Ada Hegerberg, Cristiano Ronaldo, Lionel Messi and Paul Pogba feature together in the campaign’s two new videos focused on highlighting the importance of diversity and equality in European football. The main campaign pillars are: the new TV spot; signage in stadiums reflecting that on the field everyone is equal; mini football documentaries released every month showcasing the daily-life of football lovers in Europe; and, a website dedicated to the campaign.
The #EqualGame films are available on www.equalgame.com and are also aimed at amplifying a message about the benefits football brings to the community. A TV-spot will be broadcast throughout the 2017/18 European club football season across all major UEFA competitions.
The films advocate UEFA President Aleksander Čeferin’s belief that European football’s governing body should be a social fair play organisation, which means a zero-tolerance stance on racism, sexism, homophobia or any form of discrimination: “It is vitally important that UEFA makes football accessible for everyone and, through the power of sport, becomes a global leader to fight for social equality.
“The new #EqualGame initiative aims to help to bring the football community closer together and ensure that values such as inclusion, gender equality and the fight against discrimination continue to be at the forefront of UEFA’s vision and beliefs.”
Paul Pogba, the Manchester United FC and France midfielder, has been one of the most vocal supporters of the campaign. At the launching event, he said: “I am really honoured because it’s something that I can and want to do – to show the world that we’re all equal and we just play football because we love it.
As a television, digital and social media campaign involving professional players, grassroots players and fans, #EqualGame will generate positive public awareness of all the different ways people can play and enjoy football.

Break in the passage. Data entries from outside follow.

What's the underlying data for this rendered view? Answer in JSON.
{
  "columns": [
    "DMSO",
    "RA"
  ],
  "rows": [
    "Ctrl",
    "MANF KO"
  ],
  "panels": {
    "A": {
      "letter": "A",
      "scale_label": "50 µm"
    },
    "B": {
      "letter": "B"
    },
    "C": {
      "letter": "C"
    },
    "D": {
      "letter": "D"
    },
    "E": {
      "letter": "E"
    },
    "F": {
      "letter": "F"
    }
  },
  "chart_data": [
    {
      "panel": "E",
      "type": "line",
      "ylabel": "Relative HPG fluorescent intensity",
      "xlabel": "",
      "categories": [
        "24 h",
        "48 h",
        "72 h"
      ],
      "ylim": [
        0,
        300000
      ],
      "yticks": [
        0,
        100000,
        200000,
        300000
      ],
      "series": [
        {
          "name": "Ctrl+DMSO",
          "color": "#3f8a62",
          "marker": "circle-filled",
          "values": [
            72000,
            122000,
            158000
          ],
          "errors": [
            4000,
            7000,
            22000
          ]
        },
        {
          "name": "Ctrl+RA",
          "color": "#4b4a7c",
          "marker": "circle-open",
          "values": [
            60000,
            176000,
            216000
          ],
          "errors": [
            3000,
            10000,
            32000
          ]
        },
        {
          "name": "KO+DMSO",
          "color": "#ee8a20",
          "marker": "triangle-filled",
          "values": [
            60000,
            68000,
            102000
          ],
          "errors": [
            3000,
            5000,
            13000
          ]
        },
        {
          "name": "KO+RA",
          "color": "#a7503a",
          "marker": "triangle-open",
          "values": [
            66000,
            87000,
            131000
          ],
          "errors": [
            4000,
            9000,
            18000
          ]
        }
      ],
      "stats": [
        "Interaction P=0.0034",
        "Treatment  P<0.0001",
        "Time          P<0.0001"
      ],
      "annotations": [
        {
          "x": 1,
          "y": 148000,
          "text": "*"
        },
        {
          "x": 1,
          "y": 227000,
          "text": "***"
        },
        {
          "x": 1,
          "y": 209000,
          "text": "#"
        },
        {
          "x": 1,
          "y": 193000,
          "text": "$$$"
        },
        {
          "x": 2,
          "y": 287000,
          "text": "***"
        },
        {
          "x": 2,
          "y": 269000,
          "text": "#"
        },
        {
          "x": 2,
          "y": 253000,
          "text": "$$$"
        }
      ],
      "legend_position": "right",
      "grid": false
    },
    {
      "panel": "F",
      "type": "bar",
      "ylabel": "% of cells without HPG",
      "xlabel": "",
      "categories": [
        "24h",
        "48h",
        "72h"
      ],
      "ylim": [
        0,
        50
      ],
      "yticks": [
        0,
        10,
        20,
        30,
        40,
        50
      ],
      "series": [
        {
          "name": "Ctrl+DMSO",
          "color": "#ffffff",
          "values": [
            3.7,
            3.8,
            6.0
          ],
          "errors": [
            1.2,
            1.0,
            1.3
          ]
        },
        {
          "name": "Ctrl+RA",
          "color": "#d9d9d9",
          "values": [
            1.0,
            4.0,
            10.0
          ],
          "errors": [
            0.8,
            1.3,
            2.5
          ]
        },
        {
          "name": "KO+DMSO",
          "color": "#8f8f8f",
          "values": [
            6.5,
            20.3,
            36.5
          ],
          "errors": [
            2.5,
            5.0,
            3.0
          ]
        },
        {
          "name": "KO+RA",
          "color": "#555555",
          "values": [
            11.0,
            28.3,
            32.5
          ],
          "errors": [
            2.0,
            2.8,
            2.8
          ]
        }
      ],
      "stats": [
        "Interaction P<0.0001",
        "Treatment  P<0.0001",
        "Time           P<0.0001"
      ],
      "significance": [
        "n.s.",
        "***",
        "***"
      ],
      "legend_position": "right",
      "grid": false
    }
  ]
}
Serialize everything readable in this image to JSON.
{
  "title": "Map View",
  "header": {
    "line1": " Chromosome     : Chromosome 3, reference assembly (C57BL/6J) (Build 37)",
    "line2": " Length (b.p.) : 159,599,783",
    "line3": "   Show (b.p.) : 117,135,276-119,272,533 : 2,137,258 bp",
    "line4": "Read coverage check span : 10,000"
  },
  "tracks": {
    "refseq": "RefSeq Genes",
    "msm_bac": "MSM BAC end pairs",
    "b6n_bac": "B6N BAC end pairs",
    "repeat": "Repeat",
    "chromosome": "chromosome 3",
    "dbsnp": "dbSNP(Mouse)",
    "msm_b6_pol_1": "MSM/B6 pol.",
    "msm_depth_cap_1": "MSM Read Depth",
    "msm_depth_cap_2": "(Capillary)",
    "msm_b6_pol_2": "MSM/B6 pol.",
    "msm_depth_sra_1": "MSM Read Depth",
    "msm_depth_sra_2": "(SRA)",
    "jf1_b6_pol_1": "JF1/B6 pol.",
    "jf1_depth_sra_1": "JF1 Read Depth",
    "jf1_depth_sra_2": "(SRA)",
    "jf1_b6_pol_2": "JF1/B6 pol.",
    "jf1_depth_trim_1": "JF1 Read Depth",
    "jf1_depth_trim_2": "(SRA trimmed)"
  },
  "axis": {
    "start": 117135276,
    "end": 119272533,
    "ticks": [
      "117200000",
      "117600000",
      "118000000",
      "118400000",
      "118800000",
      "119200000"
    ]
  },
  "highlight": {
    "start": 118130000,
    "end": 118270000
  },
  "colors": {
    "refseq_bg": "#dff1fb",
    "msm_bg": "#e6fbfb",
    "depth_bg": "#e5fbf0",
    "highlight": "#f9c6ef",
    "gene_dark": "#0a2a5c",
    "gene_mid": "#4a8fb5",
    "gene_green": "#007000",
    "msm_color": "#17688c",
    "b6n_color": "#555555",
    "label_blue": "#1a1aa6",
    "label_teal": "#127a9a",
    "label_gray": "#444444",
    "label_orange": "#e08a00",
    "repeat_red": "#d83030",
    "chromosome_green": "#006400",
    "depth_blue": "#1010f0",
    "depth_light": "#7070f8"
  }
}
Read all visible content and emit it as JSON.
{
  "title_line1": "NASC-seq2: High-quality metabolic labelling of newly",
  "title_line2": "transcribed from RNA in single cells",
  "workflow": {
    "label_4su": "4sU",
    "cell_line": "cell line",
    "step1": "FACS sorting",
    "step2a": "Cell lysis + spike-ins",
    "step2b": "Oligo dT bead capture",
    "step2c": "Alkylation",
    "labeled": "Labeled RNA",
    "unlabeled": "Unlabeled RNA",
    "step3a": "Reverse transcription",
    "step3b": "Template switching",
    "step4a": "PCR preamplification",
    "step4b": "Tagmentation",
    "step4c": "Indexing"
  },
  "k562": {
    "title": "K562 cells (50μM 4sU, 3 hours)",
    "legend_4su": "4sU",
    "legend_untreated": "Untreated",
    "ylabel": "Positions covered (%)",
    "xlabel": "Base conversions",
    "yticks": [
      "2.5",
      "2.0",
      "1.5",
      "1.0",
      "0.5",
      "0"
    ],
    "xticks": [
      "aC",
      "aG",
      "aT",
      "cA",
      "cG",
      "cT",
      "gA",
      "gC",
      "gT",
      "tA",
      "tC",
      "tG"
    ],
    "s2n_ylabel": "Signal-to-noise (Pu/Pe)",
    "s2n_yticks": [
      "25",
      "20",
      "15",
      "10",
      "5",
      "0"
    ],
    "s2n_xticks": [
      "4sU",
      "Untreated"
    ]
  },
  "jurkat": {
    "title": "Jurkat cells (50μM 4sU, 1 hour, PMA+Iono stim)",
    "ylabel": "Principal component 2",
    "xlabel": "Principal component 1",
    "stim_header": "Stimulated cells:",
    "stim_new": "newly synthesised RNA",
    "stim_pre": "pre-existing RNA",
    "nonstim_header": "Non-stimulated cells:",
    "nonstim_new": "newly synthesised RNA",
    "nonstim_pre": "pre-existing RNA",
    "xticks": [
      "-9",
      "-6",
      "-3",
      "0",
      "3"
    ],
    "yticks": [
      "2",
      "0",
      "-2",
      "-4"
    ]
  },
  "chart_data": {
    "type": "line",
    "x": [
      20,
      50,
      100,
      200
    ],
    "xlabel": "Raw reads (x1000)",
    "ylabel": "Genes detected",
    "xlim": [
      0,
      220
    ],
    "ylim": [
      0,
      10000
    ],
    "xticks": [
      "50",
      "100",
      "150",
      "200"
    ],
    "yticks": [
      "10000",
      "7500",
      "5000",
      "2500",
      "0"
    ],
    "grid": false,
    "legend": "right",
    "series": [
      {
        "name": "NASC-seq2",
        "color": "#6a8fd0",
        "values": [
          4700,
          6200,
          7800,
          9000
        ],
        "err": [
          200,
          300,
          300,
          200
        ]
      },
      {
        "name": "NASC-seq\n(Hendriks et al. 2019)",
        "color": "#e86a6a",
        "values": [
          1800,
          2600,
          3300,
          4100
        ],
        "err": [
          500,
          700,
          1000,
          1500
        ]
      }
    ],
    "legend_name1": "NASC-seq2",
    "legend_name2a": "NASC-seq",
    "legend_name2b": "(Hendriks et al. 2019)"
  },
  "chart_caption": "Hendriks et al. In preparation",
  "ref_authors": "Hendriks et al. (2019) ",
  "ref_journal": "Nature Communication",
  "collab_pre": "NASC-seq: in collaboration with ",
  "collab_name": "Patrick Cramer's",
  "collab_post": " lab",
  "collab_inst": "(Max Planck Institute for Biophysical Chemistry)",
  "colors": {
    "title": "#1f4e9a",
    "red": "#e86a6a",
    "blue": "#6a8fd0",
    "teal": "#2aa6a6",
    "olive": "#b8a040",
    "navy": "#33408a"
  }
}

Cristiano Ronaldo, the Real Madrid CF and Portugal forward, said he is supporting the campaign because of his belief that football can be a force for good: “I am grateful for everything football has given to me and my family, and this is why I want to give back to society as often as I can. I see it as my responsibility, as a person and a footballer, to try to bring happiness to as many people as I can, on and off the pitch.”
Ada Hegerberg, the Olympique Lyonnais forward, said: “Football is popular all over the world and it plays such an important part in people’s lives. This means the game has the power to change attitudes and help communities achieve positive social change.
“The central principle is: “Everyone has the right to enjoy football, no matter who you are, where you’re from or how you play”.